As such, this is not compatible with the internationally-agreed goal of keeping global temperature increase to below 2° compared to pre-industrial levels, which requires worldwide emissions to be at least halved from 1990 levels by 2050.
‘Greater strides’
Last week, on episode nine of FarmLand, independent TD Michael Fitzmaurice raised concerns over how rural indigenous industries – particularly agriculture and the peat industry – are being impacted by efforts to meet Ireland’s carbon emission reduction and renewable energy targets.

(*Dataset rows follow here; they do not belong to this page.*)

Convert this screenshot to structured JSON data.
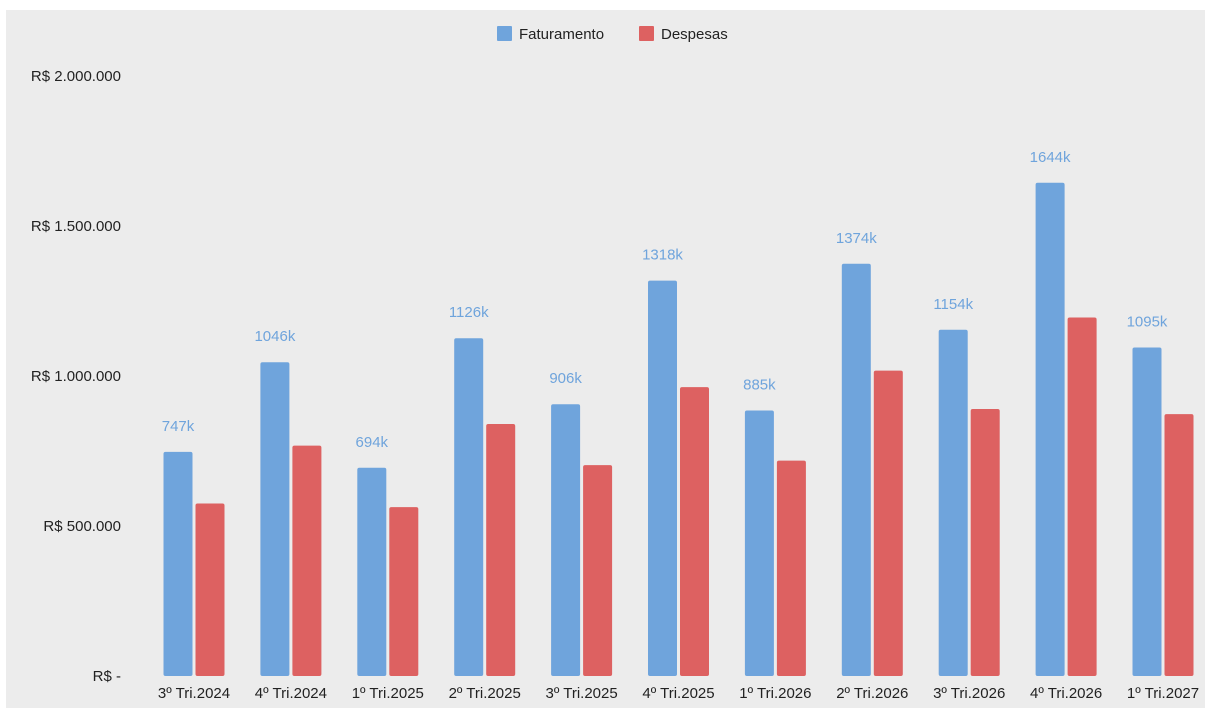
{
  "colors": {
    "background": "#ffffff",
    "plot_background": "#ececec",
    "faturamento": "#6fa4dc",
    "despesas": "#dd6161",
    "axis_text": "#222222",
    "label_text": "#6fa4dc"
  },
  "chart_data": {
    "type": "bar",
    "title": "",
    "xlabel": "",
    "ylabel": "",
    "legend_position": "top-center",
    "grid": false,
    "ylim": [
      0,
      2000000
    ],
    "y_ticks": [
      0,
      500000,
      1000000,
      1500000,
      2000000
    ],
    "y_tick_labels": [
      "R$ -",
      "R$ 500.000",
      "R$ 1.000.000",
      "R$ 1.500.000",
      "R$ 2.000.000"
    ],
    "categories": [
      "3º Tri.2024",
      "4º Tri.2024",
      "1º Tri.2025",
      "2º Tri.2025",
      "3º Tri.2025",
      "4º Tri.2025",
      "1º Tri.2026",
      "2º Tri.2026",
      "3º Tri.2026",
      "4º Tri.2026",
      "1º Tri.2027"
    ],
    "series": [
      {
        "name": "Faturamento",
        "color": "#6fa4dc",
        "values": [
          747000,
          1046000,
          694000,
          1126000,
          906000,
          1318000,
          885000,
          1374000,
          1154000,
          1644000,
          1095000
        ],
        "data_labels": [
          "747k",
          "1046k",
          "694k",
          "1126k",
          "906k",
          "1318k",
          "885k",
          "1374k",
          "1154k",
          "1644k",
          "1095k"
        ]
      },
      {
        "name": "Despesas",
        "color": "#dd6161",
        "values": [
          575000,
          768000,
          563000,
          840000,
          703000,
          963000,
          718000,
          1018000,
          890000,
          1195000,
          873000
        ]
      }
    ]
  }
}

The Galway-Roscommon representative is of the opinion that “greater strides” could be made in other international sectors – particularly transport – to tackle the globe’s carbon emission challenges.
He was speaking just days after Bord na Mona’s unexpected announcement that it plans to completely stop peat harvesting in 2025 – five years ahead of its initial deadline of 2030 – as part of its latest decarbonisation agenda.
Also Read: ‘Peat industry closure will lead to crazy biomass import bills’Deputy Fitzmaurice claims the looming closure of the peat industry in Ireland will lead to costly hikes in biomass imports to Ireland to co-fire at the country’s electricity power stations in Co. Offaly and Co. Longford.
“I know of cases where farmers are digging up willow because it wasn’t worth doing; and I am seeing at the moment that we are going to go even as far as Australia to get woodchip.
“I hear we are going to chip it there, put it on a boat, bring it into a factory, bring it on a lorry to a port, bring it to the different ports and haul it then on a lorry – are we gone crazy in this country?
“It’s the same world we all live in – if we cut down the trees somewhere else it’s the same world that the alleged carbon is being emitted to,” said deputy Fitzmaurice.
Achieving reductions
The European Commission has stated that ships’ energy consumption and CO2 emissions could be reduced by up to 75% by applying operational measures and implementing existing technologies.
The commission stated that many of these measures are “cost-effective and offer net benefits”, as reduced fuel bills ensure the pay-back of any operational or investment costs.
It contends that further reductions could be achieved by implementing new innovative technologies.
The EU and its member states have a strong preference for a global approach led by the International Maritime Organization (IMO) as this will be most effective.
Considerable efforts to agree such an approach have been made over recent years within both the IMO and the UN Framework Convention on Climate Change (UNFCCC) – also with a view to ensure a fair contribution of the sector to the objective of the Paris agreement to limit the average increase of the temperatures to +1.5°.
However, international shipping is not covered by the EU’s current emissions reduction targets.
In 2013, the commission set out a strategy for progressively integrating maritime emissions into the EU’s policy for reducing its domestic greenhouse gas emissions.
- Monitoring, reporting and verification of CO2 emissions from large ships using EU ports;
- Greenhouse gas reduction targets for the maritime transport sector;
- And further measures, including market-based measures, in the medium to long term.